Montag, 12. März 2018
Ist Enthaltsamkeit eine moralische Leistung?
Es gibt Menschen, die kein Verlangen nach Sex verspüren (zumindest behaupten das manche von sich, und haben bereits eine Asexuellenbewegung ins Leben gerufen). Wenn diese Menschen auf Sex verzichten, ist der Wert ihrer Leistung exakt Null, denn sie kämpfen mit ihrem Verzicht gegen kein Verlangen an. Es gibt Menschen, die schon als Dreijährige eine Viertelstunde auf zwei Kekse warten konnten, anstatt einen Keks sofort zu essen (ein wichtiges psychologisches Experiment, das schon bei Kleinkindern Vorhersagen mit hoher Wahrscheinlichkeit über ihre zukünftige Leistungsfähigkeit erlaubt). Diese Menschen schieben ihren Sex auf, weil sie lieber später guten Sex als sofort schlechten Sex haben wollen. Im Extremfall geht das so weit, dass sie ihr ganzes irdisches Leben lang enthaltsam leben, weil sie im Jenseits eine Belohnung dafür erwarten, die natürlich jeden im Diesseits möglichen Sex in den Schatten stellt. Die Enthaltsamkeit dieser Menschen ist zwar eine Leistung, aber keine moralische, denn sie beruht auf einem Handel: heute verzichten, morgen genießen.
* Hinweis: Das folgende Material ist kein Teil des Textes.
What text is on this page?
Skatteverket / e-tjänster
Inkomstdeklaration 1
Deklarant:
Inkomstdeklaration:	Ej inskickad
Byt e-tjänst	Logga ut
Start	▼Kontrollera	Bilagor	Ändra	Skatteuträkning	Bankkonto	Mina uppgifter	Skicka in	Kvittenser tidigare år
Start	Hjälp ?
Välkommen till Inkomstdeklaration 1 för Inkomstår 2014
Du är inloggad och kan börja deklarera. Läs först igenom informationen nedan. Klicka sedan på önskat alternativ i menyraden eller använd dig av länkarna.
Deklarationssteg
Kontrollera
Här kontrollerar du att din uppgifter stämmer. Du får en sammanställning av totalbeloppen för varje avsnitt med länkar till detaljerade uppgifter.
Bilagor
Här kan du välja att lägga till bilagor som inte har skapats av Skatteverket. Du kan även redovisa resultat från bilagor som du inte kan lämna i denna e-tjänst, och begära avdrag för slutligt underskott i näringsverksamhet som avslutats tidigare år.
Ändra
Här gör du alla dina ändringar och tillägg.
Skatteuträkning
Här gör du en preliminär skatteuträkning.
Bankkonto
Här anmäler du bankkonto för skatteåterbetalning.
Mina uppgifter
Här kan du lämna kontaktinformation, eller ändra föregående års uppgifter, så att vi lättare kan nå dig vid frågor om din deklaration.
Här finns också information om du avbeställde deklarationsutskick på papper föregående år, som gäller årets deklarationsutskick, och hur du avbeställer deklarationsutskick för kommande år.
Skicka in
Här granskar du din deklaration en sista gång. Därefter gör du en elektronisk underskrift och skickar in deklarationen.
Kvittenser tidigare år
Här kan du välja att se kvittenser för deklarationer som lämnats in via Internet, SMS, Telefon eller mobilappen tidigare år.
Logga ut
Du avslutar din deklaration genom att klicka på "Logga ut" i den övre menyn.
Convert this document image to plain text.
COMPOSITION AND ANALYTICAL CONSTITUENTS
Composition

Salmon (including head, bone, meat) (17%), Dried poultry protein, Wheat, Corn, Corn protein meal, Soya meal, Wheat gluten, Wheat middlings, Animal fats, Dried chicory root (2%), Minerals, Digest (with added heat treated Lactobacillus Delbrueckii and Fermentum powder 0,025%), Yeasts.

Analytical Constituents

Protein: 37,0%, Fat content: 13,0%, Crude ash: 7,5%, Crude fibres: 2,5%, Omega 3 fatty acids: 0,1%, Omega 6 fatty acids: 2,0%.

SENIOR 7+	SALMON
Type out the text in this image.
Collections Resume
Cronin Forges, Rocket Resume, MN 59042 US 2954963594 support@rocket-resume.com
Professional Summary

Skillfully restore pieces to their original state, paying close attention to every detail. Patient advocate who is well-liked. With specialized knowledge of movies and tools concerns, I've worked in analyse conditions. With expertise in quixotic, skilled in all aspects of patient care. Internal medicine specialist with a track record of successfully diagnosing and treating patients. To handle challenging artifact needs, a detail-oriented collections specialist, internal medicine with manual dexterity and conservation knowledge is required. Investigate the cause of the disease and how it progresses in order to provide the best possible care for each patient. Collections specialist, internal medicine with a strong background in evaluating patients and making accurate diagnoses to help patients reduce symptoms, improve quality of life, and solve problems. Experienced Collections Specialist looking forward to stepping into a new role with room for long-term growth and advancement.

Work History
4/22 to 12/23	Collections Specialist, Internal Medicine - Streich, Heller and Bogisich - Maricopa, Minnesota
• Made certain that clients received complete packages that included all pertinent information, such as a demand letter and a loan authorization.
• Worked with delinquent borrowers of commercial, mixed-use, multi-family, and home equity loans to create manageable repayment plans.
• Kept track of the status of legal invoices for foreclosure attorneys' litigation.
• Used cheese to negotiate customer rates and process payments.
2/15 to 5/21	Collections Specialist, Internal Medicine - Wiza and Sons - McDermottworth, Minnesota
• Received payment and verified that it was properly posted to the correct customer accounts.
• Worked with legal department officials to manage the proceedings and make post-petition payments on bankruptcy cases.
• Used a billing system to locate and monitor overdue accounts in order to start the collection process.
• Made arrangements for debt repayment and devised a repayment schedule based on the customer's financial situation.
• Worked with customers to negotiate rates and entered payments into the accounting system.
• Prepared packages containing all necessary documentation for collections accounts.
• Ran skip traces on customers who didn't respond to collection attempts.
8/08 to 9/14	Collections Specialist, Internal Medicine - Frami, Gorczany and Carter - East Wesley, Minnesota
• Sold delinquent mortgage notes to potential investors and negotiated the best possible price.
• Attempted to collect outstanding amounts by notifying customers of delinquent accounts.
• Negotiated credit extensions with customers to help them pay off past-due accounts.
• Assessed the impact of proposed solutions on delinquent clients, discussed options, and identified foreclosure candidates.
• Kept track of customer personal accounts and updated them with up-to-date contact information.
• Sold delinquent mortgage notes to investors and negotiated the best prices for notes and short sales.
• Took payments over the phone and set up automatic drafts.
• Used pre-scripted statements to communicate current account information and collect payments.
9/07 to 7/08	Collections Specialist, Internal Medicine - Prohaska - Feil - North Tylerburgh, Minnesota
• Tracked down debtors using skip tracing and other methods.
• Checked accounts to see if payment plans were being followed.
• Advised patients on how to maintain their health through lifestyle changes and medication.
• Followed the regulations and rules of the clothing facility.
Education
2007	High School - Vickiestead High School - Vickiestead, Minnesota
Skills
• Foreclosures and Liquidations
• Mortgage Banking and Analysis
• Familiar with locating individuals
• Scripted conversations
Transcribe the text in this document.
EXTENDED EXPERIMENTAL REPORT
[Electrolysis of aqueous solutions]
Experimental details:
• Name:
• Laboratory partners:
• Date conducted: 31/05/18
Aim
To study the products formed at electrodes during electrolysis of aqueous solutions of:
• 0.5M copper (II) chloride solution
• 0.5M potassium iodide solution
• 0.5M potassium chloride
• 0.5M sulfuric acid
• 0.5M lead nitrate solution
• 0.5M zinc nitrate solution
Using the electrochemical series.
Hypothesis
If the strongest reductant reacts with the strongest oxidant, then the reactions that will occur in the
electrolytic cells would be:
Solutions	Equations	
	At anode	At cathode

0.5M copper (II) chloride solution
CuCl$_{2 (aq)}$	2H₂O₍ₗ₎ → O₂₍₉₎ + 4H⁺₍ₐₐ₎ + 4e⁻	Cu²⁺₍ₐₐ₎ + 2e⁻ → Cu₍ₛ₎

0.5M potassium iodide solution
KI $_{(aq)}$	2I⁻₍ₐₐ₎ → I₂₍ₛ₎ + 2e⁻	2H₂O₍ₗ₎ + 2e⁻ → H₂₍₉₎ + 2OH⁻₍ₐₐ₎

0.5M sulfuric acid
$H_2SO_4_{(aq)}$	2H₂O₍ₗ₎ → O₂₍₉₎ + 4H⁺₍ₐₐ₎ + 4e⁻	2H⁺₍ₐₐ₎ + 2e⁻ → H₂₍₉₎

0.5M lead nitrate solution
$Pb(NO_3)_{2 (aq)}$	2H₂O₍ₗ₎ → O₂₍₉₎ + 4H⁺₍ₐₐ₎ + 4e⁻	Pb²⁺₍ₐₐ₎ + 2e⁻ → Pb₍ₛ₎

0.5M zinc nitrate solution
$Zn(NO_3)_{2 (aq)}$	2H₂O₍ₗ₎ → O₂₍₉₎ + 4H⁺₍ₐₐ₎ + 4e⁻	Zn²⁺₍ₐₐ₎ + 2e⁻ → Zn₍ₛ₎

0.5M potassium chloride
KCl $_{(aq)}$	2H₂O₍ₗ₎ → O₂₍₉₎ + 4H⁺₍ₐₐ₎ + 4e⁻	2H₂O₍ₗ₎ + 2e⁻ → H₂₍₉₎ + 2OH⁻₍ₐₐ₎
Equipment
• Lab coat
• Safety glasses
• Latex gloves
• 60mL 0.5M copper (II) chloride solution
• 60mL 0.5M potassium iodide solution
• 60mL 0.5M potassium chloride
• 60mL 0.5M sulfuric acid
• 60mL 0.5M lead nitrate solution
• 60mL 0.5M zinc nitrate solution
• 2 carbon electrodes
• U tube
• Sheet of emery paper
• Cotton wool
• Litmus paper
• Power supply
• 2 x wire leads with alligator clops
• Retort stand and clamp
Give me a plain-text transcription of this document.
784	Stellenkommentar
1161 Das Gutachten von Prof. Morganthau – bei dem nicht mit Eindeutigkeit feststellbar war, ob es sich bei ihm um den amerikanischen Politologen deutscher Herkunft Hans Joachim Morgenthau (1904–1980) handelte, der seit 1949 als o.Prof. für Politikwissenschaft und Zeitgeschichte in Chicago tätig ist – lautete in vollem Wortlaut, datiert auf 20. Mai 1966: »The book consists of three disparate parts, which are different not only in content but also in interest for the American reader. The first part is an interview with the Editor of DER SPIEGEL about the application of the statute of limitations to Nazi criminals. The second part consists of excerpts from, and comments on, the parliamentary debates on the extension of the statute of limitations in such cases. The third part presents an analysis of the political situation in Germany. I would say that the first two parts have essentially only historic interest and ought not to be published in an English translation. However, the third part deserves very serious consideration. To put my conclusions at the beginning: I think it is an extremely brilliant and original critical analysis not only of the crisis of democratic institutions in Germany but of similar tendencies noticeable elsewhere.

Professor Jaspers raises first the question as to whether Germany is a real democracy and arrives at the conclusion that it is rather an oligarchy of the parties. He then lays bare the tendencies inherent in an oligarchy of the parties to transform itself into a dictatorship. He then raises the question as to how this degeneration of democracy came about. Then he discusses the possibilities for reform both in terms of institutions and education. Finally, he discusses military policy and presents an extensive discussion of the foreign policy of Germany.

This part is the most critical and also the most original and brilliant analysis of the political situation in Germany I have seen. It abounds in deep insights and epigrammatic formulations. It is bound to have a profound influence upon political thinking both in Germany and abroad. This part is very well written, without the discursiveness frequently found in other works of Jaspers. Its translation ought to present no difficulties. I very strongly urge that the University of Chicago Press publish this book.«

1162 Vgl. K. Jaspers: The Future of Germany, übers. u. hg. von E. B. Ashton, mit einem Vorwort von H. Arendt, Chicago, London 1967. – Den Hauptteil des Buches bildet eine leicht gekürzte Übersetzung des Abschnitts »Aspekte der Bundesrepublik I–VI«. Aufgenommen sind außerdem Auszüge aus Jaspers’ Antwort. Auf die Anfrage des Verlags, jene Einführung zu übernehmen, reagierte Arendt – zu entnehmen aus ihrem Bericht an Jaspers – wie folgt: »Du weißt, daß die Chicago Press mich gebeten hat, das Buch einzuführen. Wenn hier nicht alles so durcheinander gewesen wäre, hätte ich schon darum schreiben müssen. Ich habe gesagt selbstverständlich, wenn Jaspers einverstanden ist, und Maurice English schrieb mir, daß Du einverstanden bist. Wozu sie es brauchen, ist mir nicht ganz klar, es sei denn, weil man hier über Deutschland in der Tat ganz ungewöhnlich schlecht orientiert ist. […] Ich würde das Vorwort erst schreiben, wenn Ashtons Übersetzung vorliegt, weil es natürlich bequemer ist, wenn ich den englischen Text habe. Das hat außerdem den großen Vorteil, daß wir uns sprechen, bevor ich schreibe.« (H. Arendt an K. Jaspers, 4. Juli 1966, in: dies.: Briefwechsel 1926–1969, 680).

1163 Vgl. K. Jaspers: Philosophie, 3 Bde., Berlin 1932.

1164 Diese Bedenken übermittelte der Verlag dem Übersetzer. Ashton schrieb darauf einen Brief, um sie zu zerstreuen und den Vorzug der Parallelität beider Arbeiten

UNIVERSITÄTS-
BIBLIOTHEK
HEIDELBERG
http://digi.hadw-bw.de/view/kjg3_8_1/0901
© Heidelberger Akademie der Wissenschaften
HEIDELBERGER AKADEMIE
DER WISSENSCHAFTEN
Vom nihilistischen Standpunkt ist es nicht zu erklären, warum manche Menschen nach absoluten moralischen Prinzipien handeln. Menschen, die nach dem Prinzip leben, andere immer als Selbstzwecke zu behandeln, und niemals als bloße Mittel zum Zweck, werden auf Sex verzichten, weil der andere beim Sex auf ein Lustobjekt reduziert wird, und somit seine Menschenwürde verliert. Ein Mensch mit einem starken sexuellen Verlangen, der aus Prinzip auf Sex verzichtet, vollbringt eine moralische Leistung, - jedoch nicht immer, denn das Prinzip selbst kann auch nicht-moralischer Natur sein. Ein Mensch, der viele Demütigungen und Enttäuschungen erfahren hat, und der sich darüber im Klaren ist, dass sein soziosexueller Status eher niedrig ist, wird, anstatt sich um niedrigrangige Sexualpartner zu bemühen, lieber gänzlich auf Sex verzichten, aber nicht aus moralischen Gründen, sondern aus verletztem Stolz. Er wird sich aus einer selbstsüchtigen Trotzreaktion heraus für etwas Besseres halten, wird aber beteuern, auf Sex aus moralischen Gründen zu verzichten. Rein technisch ist sein Verzicht eine Leistung, moralisch aber eine Heuchelei.
Eine moralische Leistung wird beim Sexverzicht erbracht, wenn ein Mensch, der in einer nihilistischen Gesellschaft lebt, - wenn seine moralischen Prinzipien überhaupt nicht gewürdigt werden, und ihm stattdessen Befriedigungsaufschub, Heuchelei oder sexuelles Nichtkönnen vorgeworfen werden, - und allein aus moralischer Pflicht, seine Mitmenschen stets als Selbstzwecke zu behandeln, und deren Würde niemals mit Füßen oder Genitalien zu treten, auf Sex verzichtet.